The Day the Earth Burped: Solway Moss’s Dramatic Eruption of 1771
This botanical history post was featured on The Daily Gardener podcast:
November 17, 1771
On this day, nature unleashed a most peculiar and terrifying spectacle that would have made even the most stoic of gardeners tremble in their muddy boots.
The ancient Solway Moss, a vast expanse of peat bog that had been slowly growing since the last Ice Age, burst its earthen confines in a dramatic fashion that would rival the most sensational of Lady Whistledown's gossip sheets.
Picture, if you will, a landscape transformed overnight.
The Solway Moss, a raised bog spanning one mile by two, towered a staggering 50 feet above the surrounding farmland.

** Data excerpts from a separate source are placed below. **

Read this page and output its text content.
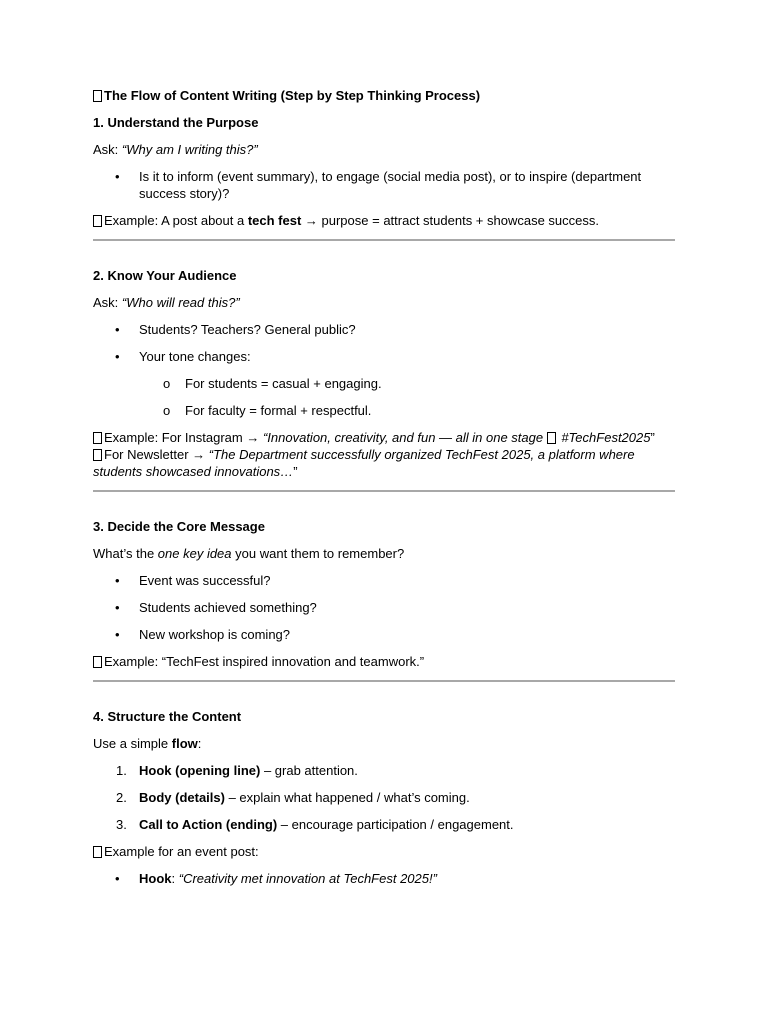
The Flow of Content Writing (Step by Step Thinking Process)

1. Understand the Purpose

Ask: “Why am I writing this?”

• Is it to inform (event summary), to engage (social media post), or to inspire (department success story)?

Example: A post about a tech fest → purpose = attract students + showcase success.

2. Know Your Audience

Ask: “Who will read this?”

• Students? Teachers? General public?
• Your tone changes:
o For students = casual + engaging.
o For faculty = formal + respectful.

Example: For Instagram → “Innovation, creativity, and fun — all in one stage  #TechFest2025”

For Newsletter → “The Department successfully organized TechFest 2025, a platform where students showcased innovations…”

3. Decide the Core Message

What’s the one key idea you want them to remember?

• Event was successful?
• Students achieved something?
• New workshop is coming?

Example: “TechFest inspired innovation and teamwork.”

4. Structure the Content

Use a simple flow:

1. Hook (opening line) – grab attention.
2. Body (details) – explain what happened / what’s coming.
3. Call to Action (ending) – encourage participation / engagement.

Example for an event post:

• Hook: “Creativity met innovation at TechFest 2025!”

This was no ordinary garden feature, mind you. The living surface of the moss was a tapestry of bog cotton, sphagnum, and heather - a combination that would make any peat enthusiast weak at the knees.

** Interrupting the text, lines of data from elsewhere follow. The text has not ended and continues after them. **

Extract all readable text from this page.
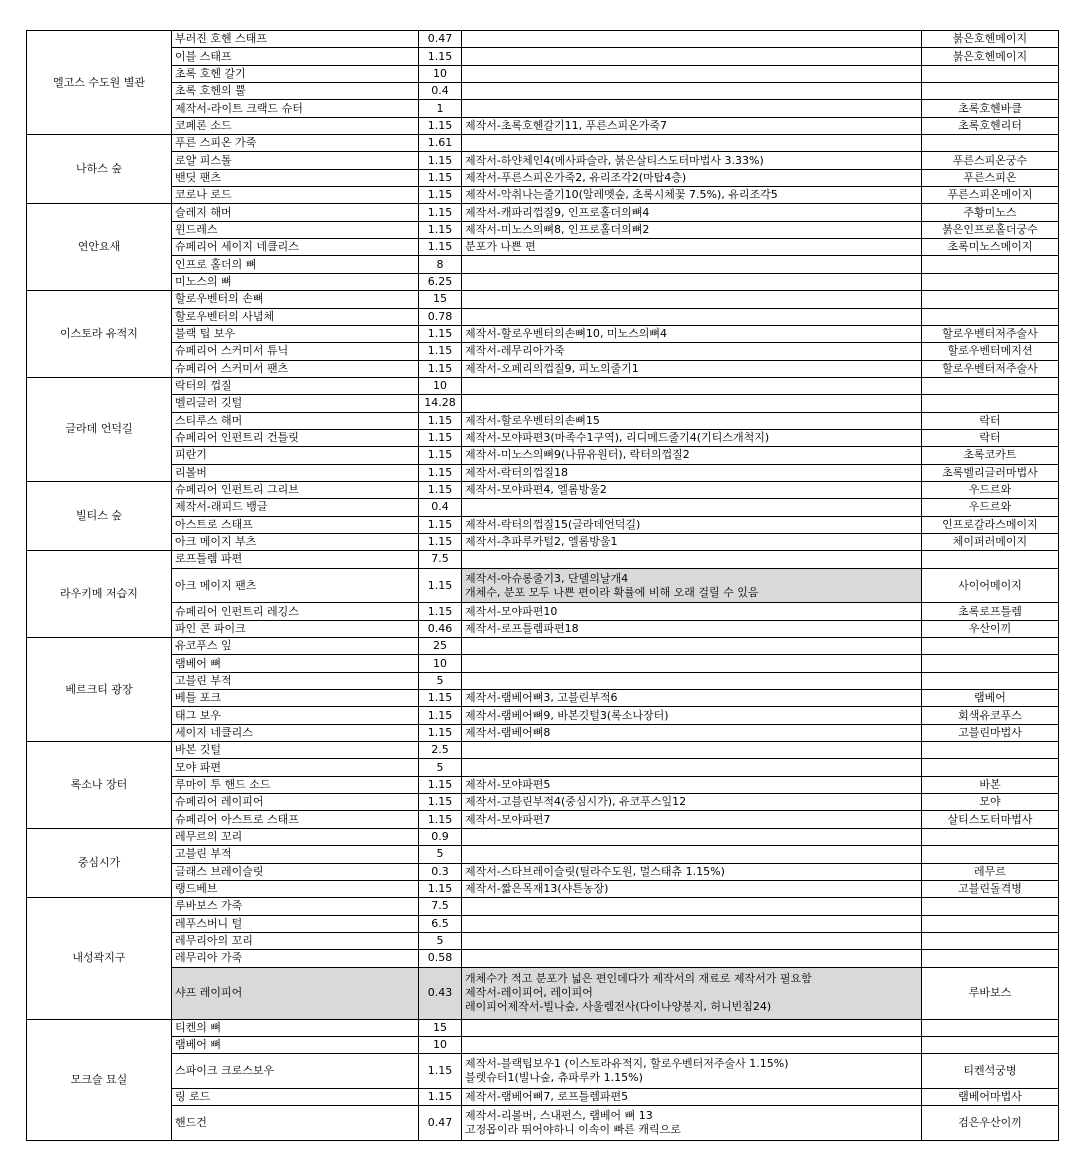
엘고스 수도원 별관	부러진 호헨 스태프	0.47		붉은호헨메이지
	이블 스태프	1.15		붉은호헨메이지
	초록 호헨 갈기	10		
	초록 호헨의 뿔	0.4		
	제작서-라이트 크랙드 슈터	1		초록호헨바클
	코페론 소드	1.15	제작서-초록호헨갈기11, 푸른스피온가죽7	초록호헨리터
나하스 숲	푸른 스피온 가죽	1.61		
	로얄 피스톨	1.15	제작서-하얀체인4(메사파슬라, 붉은살티스도터마법사 3.33%)	푸른스피온궁수
	밴딧 팬츠	1.15	제작서-푸른스피온가죽2, 유리조각2(마탑4층)	푸른스피온
	코로나 로드	1.15	제작서-악취나는줄기10(알레멧숲, 초록시체꽃 7.5%), 유리조각5	푸른스피온메이지
연안요새	슬레지 해머	1.15	제작서-캐파리껍질9, 인프로홀더의뼈4	주황미노스
	윈드레스	1.15	제작서-미노스의뼈8, 인프로홀더의뼈2	붉은인프로홀더궁수
	슈페리어 세이지 네클리스	1.15	분포가 나쁜 편	초록미노스메이지
	인프로 홀더의 뼈	8		
	미노스의 뼈	6.25		
이스토라 유적지	할로우벤터의 손뼈	15		
	할로우벤터의 사념체	0.78		
	블랙 팁 보우	1.15	제작서-할로우벤터의손뼈10, 미노스의뼈4	할로우벤터저주술사
	슈페리어 스커미서 튜닉	1.15	제작서-레무리아가죽	할로우벤터메지션
	슈페리어 스커미서 팬츠	1.15	제작서-오페리의껍질9, 피노의줄기1	할로우벤터저주술사
글라데 언덕길	락터의 껍질	10		
	벨리글러 깃털	14.28		
	스티루스 해머	1.15	제작서-할로우벤터의손뼈15	락터
	슈페리어 인펀트리 건틀릿	1.15	제작서-모야파편3(마족수1구역), 리디메드줄기4(기티스개척지)	락터
	피란기	1.15	제작서-미노스의뼈9(나뮤유원터), 락터의껍질2	초록코카트
	리볼버	1.15	제작서-락터의껍질18	초록벨리글러마법사
빌티스 숲	슈페리어 인펀트리 그리브	1.15	제작서-모야파편4, 엘롬방울2	우드르와
	제작서-래피드 뱅글	0.4		우드르와
	아스트로 스태프	1.15	제작서-락터의껍질15(글라데언덕길)	인프로갈라스메이지
	아크 메이지 부츠	1.15	제작서-추파루카털2, 엘롬방울1	체이퍼러메이지
라우키메 저습지	로프틀렘 파편	7.5		
	아크 메이지 팬츠	1.15	제작서-아슈롱줄기3, 단델의날개4
개체수, 분포 모두 나쁜 편이라 확률에 비해 오래 걸릴 수 있음	사이어메이지
	슈페리어 인펀트리 레깅스	1.15	제작서-모야파편10	초록로프틀렘
	파인 콘 파이크	0.46	제작서-로프틀렘파편18	우산이끼
베르크티 광장	유코푸스 잎	25		
	램베어 뼈	10		
	고블린 부적	5		
	베틀 포크	1.15	제작서-램베어뼈3, 고블린부적6	램베어
	태그 보우	1.15	제작서-램베어뼈9, 바본깃털3(록소나장터)	회색유코푸스
	세이지 네클리스	1.15	제작서-램베어뼈8	고블린마법사
록소나 장터	바본 깃털	2.5		
	모야 파편	5		
	루마이 투 핸드 소드	1.15	제작서-모야파편5	바본
	슈페리어 레이피어	1.15	제작서-고블린부적4(중심시가), 유코푸스잎12	모야
	슈페리어 아스트로 스태프	1.15	제작서-모야파편7	살티스도터마법사
중심시가	레무르의 꼬리	0.9		
	고블린 부적	5		
	글래스 브레이슬릿	0.3	제작서-스타브레이슬릿(틸라수도원, 멀스태츄 1.15%)	레무르
	랭드베브	1.15	제작서-짧은목재13(샤튼농장)	고블린돌격병
내성곽지구	루바보스 가죽	7.5		
	레푸스버니 털	6.5		
	레무리아의 꼬리	5		
	레무리아 가죽	0.58		
	샤프 레이피어	0.43	개체수가 적고 분포가 넓은 편인데다가 제작서의 재료로 제작서가 필요함
제작서-레이피어, 레이피어
레이피어제작서-빌나숲, 사울렘전사(다이나양봉지, 허니빈침24)	루바보스
모크슬 묘실	티켄의 뼈	15		
	램베어 뼈	10		
	스파이크 크로스보우	1.15	제작서-블랙팁보우1 (이스토라유적지, 할로우벤터저주술사 1.15%)
블렛슈터1(빌나숲, 츄파루카 1.15%)	티켄석궁병
	링 로드	1.15	제작서-램베어뼈7, 로프틀렘파편5	램베어마법사
	핸드건	0.47	제작서-리볼버, 스내펀스, 램베어 뼈 13
고정몹이라 뛰어야하니 이속이 빠른 캐릭으로	검은우산이끼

But beneath this deceptively placid surface lurked a danger as insidious as the most pernicious of garden weeds. The rotting vegetation created a soupy, porous landscape that no man or beast dared traverse. It was as if the earth itself was conspiring to swallow the unwary.

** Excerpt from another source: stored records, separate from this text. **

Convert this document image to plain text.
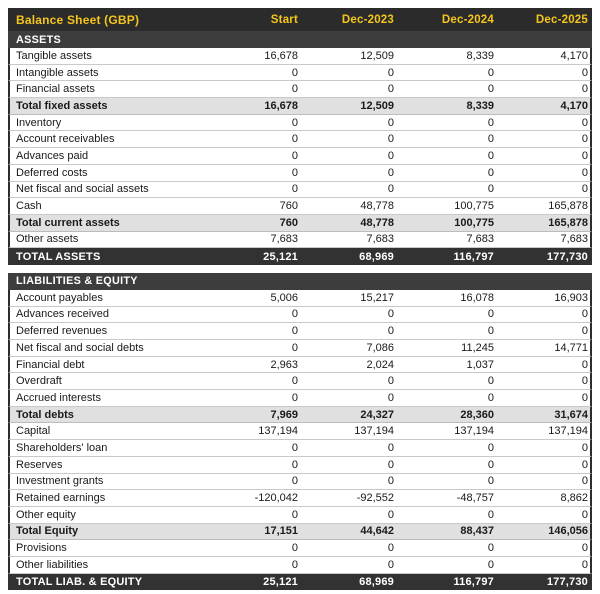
Balance Sheet (GBP)	Start	Dec-2023	Dec-2024	Dec-2025
ASSETS
Tangible assets	16,678	12,509	8,339	4,170
Intangible assets	0	0	0	0
Financial assets	0	0	0	0
Total fixed assets	16,678	12,509	8,339	4,170
Inventory	0	0	0	0
Account receivables	0	0	0	0
Advances paid	0	0	0	0
Deferred costs	0	0	0	0
Net fiscal and social assets	0	0	0	0
Cash	760	48,778	100,775	165,878
Total current assets	760	48,778	100,775	165,878
Other assets	7,683	7,683	7,683	7,683
TOTAL ASSETS	25,121	68,969	116,797	177,730
LIABILITIES & EQUITY
Account payables	5,006	15,217	16,078	16,903
Advances received	0	0	0	0
Deferred revenues	0	0	0	0
Net fiscal and social debts	0	7,086	11,245	14,771
Financial debt	2,963	2,024	1,037	0
Overdraft	0	0	0	0
Accrued interests	0	0	0	0
Total debts	7,969	24,327	28,360	31,674
Capital	137,194	137,194	137,194	137,194
Shareholders' loan	0	0	0	0
Reserves	0	0	0	0
Investment grants	0	0	0	0
Retained earnings	-120,042	-92,552	-48,757	8,862
Other equity	0	0	0	0
Total Equity	17,151	44,642	88,437	146,056
Provisions	0	0	0	0
Other liabilities	0	0	0	0
TOTAL LIAB. & EQUITY	25,121	68,969	116,797	177,730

On that fateful November day, the heavens opened, and rain poured down with a vengeance. The peat, acting like a giant sponge, swelled beyond its limits. And then, with a roar that must have sounded like the earth itself breaking wind, the Solway Moss burst forth.
A farmer who lived nearest the moss was alarmed with an unusual noise. The crust had at once given way, and the black deluge was rolling toward his house.
Imagine, if you can, the shock of those poor souls awakened in the dead of night by this most unwelcome visitor.
Some were roused by the cacophony of nature unleashed, others by the foul brew entering their homes, and a few unfortunate souls remained blissfully unaware until morning light revealed their predicament.
Some were surprised with it even in their beds. [while some] remaining totally ignorant... until the morning when their neighbors with difficulty got them out through the roof.
The eruption, described by a witness as "a cataract of thick ink," covered four hundred acres of farmland with fifteen feet of "feculent mud."
One can only imagine the dismay of the local farmers, their carefully tended fields now buried under a sea of peat. It was as if the bog had decided to stage a revolt against centuries of human cultivation.
This catastrophic event was not without historical precedent.
Two centuries prior, the Solway Moss had played witness to a battle between the English and Scots, where hundreds of retreating Scots met their doom in its treacherous depths.
One might say the moss had a taste for drama, and on this day in 1771, it decided to stage its grand finale.
The eruption burst... like a cataract of thick ink... intermixed with great fragments of peat... filling the whole valley... leaving... tremendous heaps of turf.
For the modern gardener, this tale serves as a stark reminder of the awesome power of nature. While we may pride ourselves on our ability to shape and cultivate the land, events like the bursting of Solway Moss remind us that we are but temporary custodians of a landscape that has been millennia in the making.
As we tend our gardens and admire our well-manicured lawns, let us spare a thought for those farmers of yesteryear whose lives were forever changed by this extraordinary event.
And perhaps, the next time we encounter a particularly stubborn patch of boggy ground in our gardens, we might regard it with a newfound respect - for who knows what secrets and potential for drama it might hold beneath its deceptively placid surface?